The time will come any day now, and Ken Griffey Jr. will launch yet another stitching-ripped ball out of some fence, at some park. Only this one will have the number 600 tagged to its pallid leather. When this moment happens, I can only hope the crowd will rise to recognize this incredible feat—not only on the field, but in the perseverance of a man. The epitome of what a baseball hero of old should be: an honest and untarnished reputation, Griffey’s career status deserves to be so much farther. It should have been him. Soon we will watch what may be the final big win of his long career. The Kid is sliding home…and America should be there to greet him with open arms, once again.

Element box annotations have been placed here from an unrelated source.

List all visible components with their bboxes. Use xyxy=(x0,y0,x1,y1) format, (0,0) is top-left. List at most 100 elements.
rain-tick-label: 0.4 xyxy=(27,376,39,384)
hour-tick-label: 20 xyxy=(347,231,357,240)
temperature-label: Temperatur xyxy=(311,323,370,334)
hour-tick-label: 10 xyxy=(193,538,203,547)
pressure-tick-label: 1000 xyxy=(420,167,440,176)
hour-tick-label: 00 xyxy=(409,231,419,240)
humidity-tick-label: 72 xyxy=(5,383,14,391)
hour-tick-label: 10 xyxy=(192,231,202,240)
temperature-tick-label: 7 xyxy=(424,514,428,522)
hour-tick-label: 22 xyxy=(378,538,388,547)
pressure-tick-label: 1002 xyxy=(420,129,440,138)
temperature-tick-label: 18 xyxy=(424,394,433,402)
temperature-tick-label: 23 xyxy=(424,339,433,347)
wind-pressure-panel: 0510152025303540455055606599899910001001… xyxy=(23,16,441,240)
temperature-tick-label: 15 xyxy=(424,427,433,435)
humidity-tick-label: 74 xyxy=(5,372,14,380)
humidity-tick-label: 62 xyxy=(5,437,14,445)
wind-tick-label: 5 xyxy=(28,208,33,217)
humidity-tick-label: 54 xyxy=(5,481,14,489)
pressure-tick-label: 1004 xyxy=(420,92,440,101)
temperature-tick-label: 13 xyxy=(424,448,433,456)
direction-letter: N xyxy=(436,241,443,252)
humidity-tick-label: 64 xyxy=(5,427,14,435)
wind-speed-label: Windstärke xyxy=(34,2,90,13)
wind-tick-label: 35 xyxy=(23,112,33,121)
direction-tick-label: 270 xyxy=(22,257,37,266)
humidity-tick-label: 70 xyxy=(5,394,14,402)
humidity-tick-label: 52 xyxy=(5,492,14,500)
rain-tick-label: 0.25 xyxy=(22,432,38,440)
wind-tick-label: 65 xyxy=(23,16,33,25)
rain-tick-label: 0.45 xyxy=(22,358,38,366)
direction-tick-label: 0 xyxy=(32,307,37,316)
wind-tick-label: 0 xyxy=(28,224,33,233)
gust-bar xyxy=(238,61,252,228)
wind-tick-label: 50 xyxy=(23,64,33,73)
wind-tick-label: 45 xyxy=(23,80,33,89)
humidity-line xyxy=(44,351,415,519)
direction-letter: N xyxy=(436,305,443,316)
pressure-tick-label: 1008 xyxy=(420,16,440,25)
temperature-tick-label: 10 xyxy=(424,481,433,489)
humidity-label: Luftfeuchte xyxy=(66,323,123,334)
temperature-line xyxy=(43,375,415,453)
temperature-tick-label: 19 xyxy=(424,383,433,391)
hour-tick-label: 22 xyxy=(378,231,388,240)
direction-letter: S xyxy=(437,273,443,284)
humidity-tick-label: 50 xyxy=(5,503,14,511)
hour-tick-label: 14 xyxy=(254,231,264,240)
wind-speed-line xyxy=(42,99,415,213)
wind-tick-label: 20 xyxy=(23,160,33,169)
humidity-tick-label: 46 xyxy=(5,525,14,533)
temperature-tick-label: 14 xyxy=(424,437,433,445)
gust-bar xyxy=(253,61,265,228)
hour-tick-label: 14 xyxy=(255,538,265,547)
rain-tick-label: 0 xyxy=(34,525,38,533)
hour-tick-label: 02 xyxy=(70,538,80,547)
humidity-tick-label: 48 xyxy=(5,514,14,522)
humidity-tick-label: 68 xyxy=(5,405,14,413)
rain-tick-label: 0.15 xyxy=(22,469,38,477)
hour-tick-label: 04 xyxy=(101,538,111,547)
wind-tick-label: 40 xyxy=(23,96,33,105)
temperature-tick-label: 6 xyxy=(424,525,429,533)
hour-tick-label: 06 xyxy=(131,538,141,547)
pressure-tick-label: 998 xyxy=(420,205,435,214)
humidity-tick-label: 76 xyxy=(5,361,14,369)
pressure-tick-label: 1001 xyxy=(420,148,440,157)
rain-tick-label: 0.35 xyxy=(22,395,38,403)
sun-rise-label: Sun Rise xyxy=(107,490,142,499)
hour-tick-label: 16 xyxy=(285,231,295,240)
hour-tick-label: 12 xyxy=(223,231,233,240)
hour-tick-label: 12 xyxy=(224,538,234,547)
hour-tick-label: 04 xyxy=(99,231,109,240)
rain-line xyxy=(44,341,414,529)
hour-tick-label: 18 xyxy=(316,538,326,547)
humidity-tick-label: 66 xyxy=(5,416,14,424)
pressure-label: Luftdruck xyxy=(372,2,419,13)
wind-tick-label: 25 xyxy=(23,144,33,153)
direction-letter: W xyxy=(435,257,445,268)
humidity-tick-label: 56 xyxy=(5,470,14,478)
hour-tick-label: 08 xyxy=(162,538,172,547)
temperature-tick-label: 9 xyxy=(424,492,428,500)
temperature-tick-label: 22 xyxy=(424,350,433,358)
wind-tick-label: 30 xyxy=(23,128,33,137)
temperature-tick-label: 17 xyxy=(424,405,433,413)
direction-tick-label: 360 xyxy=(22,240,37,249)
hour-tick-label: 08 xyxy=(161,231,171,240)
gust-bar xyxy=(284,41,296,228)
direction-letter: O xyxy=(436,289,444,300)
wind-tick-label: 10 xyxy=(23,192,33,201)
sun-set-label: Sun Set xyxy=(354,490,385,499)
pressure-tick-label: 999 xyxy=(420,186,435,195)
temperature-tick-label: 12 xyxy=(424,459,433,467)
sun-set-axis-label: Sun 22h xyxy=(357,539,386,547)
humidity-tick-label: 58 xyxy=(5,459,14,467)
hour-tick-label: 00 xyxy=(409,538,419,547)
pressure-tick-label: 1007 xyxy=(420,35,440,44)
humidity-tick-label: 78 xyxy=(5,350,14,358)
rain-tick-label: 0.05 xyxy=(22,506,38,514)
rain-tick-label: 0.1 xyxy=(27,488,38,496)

good post He looked like he was going to break every batting record out there. It IS sad. There’s no evidence he juiced either. And a nicer guy than Bonds. He still shows flashes of the talent that gave us all so much hope early on.
- Freddie Footballer
In 1994…. ....the year of the strike, it looked like Griffey Jr. was gonna be the new home run champ legitimately.
He had 45 home runs in only 111 games before the strike.
Good Stuff Cool article.
Some guys, through their play, emit the beauty of baseball. Griffey’s swing does that. Simply picturesque.
Statistically, the Kid hit 249 home runs from 1996-2000. If only it were him and not Barry. C’est la vie.